Au niveau du village, cette identité lébu, baptisée « républicaine » par la colonisation française, reposait, et repose encore, sur la stricte distinction de quatre instances politico-administratives : le jaraf, chef de village, chargé des relations extérieures ; le saltigué, chef de guerre, qui gère l’ordre public en temps de paix ; le ndey jaambur, « président du groupe des Jaambur, hommes âgés chargés des problèmes législatifs, et qui rendent justice » ; le ndey ji rew (littéralement, « mère du pays »), dont le rôle est de convoquer les autres membres, après accord avec le jaraf. Chaque titulaire appartient à un lignage matrilinéaire différent ; seuls les membres de neuf lignages bien définis peuvent accéder à ces fonctions.

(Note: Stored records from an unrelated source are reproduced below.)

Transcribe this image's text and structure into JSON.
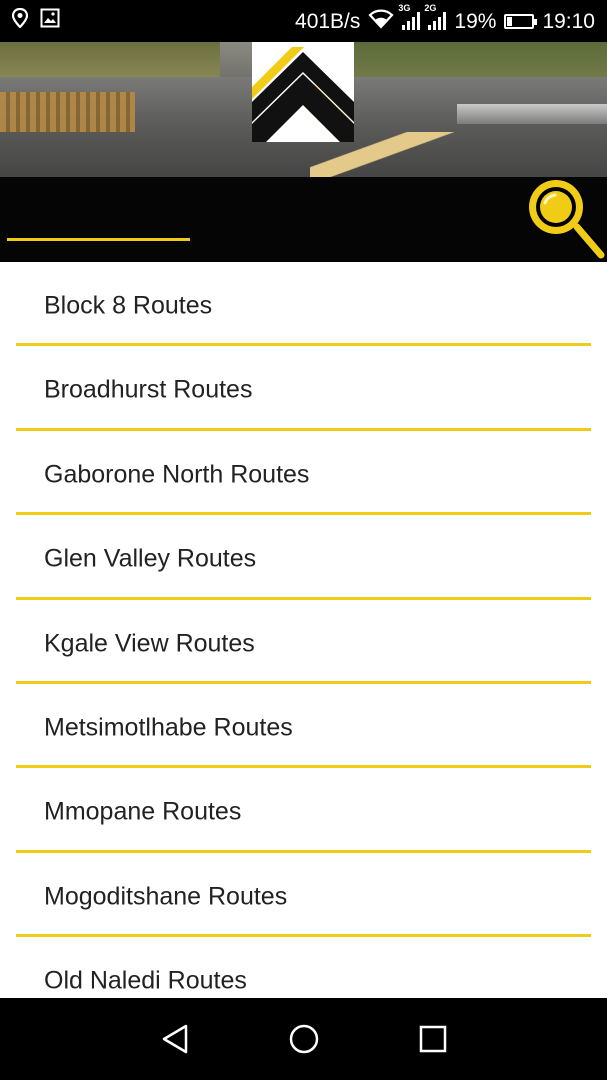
{
  "status_bar": {
    "net_speed": "401B/s",
    "sim1_type": "3G",
    "sim2_type": "2G",
    "battery_percent": "19%",
    "battery_level": 0.19,
    "time": "19:10"
  },
  "header": {
    "tab_label": ""
  },
  "routes": [
    {
      "label": "Block 8 Routes"
    },
    {
      "label": "Broadhurst Routes"
    },
    {
      "label": "Gaborone North Routes"
    },
    {
      "label": "Glen Valley Routes"
    },
    {
      "label": "Kgale View Routes"
    },
    {
      "label": "Metsimotlhabe Routes"
    },
    {
      "label": "Mmopane Routes"
    },
    {
      "label": "Mogoditshane Routes"
    },
    {
      "label": "Old Naledi Routes"
    }
  ],
  "colors": {
    "accent": "#f1cc17",
    "tab_bar": "#050505",
    "text": "#222222"
  },
  "icons": {
    "location": "location-pin-icon",
    "image": "image-icon",
    "wifi": "wifi-icon",
    "search": "search-icon",
    "back": "back-icon",
    "home": "home-icon",
    "recents": "recents-icon"
  }
}
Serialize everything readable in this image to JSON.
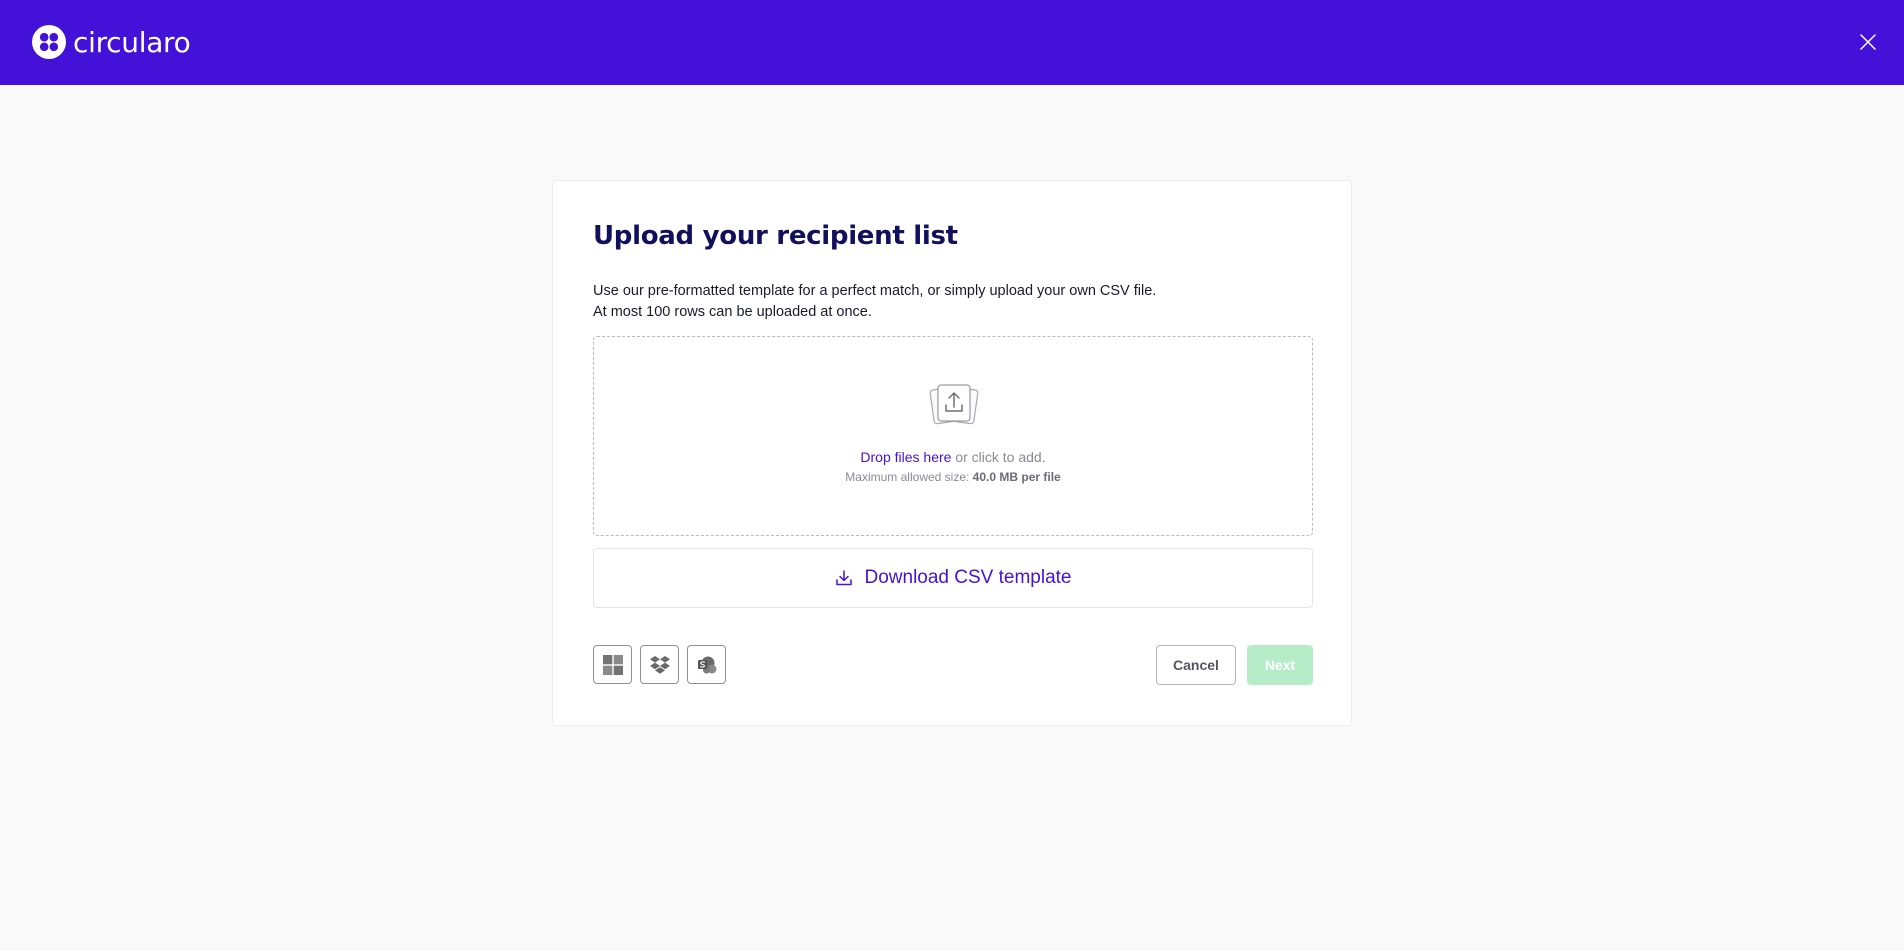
{
  "header": {
    "logo_text": "circularo",
    "background_color": "#4411d9",
    "close_icon": "close-icon"
  },
  "upload_card": {
    "title": "Upload your recipient list",
    "description_line1": "Use our pre-formatted template for a perfect match, or simply upload your own CSV file.",
    "description_line2": "At most 100 rows can be uploaded at once.",
    "dropzone": {
      "icon": "upload-files-icon",
      "link_text": "Drop files here",
      "rest_text": " or click to add.",
      "max_size_label": "Maximum allowed size: ",
      "max_size_value": "40.0 MB per file"
    },
    "download_template_label": "Download CSV template",
    "sources": [
      {
        "name": "microsoft-icon"
      },
      {
        "name": "dropbox-icon"
      },
      {
        "name": "sharepoint-icon"
      }
    ],
    "cancel_label": "Cancel",
    "next_label": "Next",
    "next_enabled": false,
    "accent_color": "#4411d9",
    "next_color": "#b7ecc8"
  }
}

Le système matrilinéaire reste la référence pour la grande majorité des Lébu. La famille matrilinéaire se décompose en famille restreinte, biir, littéralement le « ventre », et en famille élargie, kheet. Deux grandes familles se partagent le champ matrilinéaire : d’une part les Sumbëjun, qui sont divisés en trois lignages, les Khonq Boppa (« Tête rouge »), réputés pour leur caractère difficile, les Waneer, pour leur nonchalance et leur astuce, les Jaasirato, connus pour leur art de manier le sabre – les jaraf sont choisis dans ces trois lignages ; d’autre part, la famille Beegne, divisée en Sumbar (hommes d’avant-garde, stratèges et gardiens des tuur), Tétof (successeurs directs des Beegne), etc. ; les saltigués sont choisis dans le lignage Sumbar, et les ndey ji rew dans le lignage Tétof.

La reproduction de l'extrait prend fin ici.